But the worst seems to be over for SFO, McCarron said, pointing out that SFO's credit ratings have recently edged upward. Standard & Poor's and Moody's give A ratings with stable outlooks to SFO. Fitch Ratings gives SFO a slightly better A1 with a stable outlook.
When the largest tenant, United, slid into bankruptcy in December 2002, "there were some nail-biting days,'' McCarron said. But United "never fell behind in their payments'' on any rented facilities at SFO, a United creditor that had observer status in Bankruptcy Court. The Chicago airline emerged from Chapter 11 on Feb. 1 and posted its first profit in six years in the second quarter.
Even during its three-year journey through Chapter 11, United began service between SFO and Beijing and between SFO and Ho Chi Minh City via Hong Kong. Next year, it plans to resume service between SFO and Seoul.
All this is in line with broad trends at SFO, where about 45 percent of the airport's 8.2 million international fliers come from or go to Asia -- led by booming China and India and prosperous Japan.
Indeed, international travel is strong worldwide, according to the trade organization Airports Council International, which reported a 5 percent rise in international travel for July 2006 from July 2005. Domestic traffic was flat, the council reported.
With its strong position as an international gateway to Asia and Europe, SFO is well-situated, McCarron said.
And while passenger confidence ebbs and flows with reported security threats such as last month's alleged United Kingdom bombing plot, the slow economic recovery appears to still be on track, McCarron said.

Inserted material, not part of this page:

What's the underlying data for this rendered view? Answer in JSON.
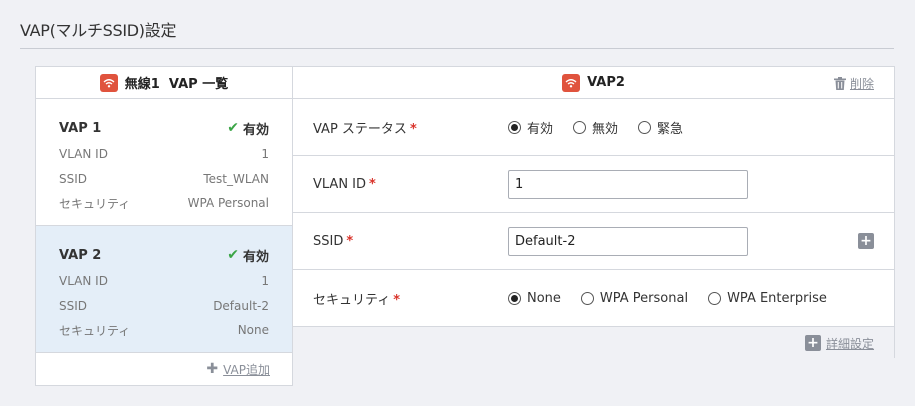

"The latest hiccup didn't have much effect on us after the first 48 hours,'' McCarron said of the bombing plot, which caused chaos at London's Heathrow airport. "Traffic remained strong throughout the rest of the summer. We're seeing the usual post-Labor Day slump, but nothing big. People want to keep moving on with their lives. They don't want to be scared.''
The impact on SFO
The Sept. 11 terrorist attacks, along with the dot-com bust, caused a drop in passenger traffic from 41 million passengers in 2000 to 29 million passengers a year later.
The airport has had to shelve such projects as a new airport hotel and renovated terminal. Combined with political opposition, unstable finances also stayed a reconfiguration of its runways.
It cut its staff by a third.
It has had to spend $150 million to beef up security; a third of the cost was reimbursed by the federal government.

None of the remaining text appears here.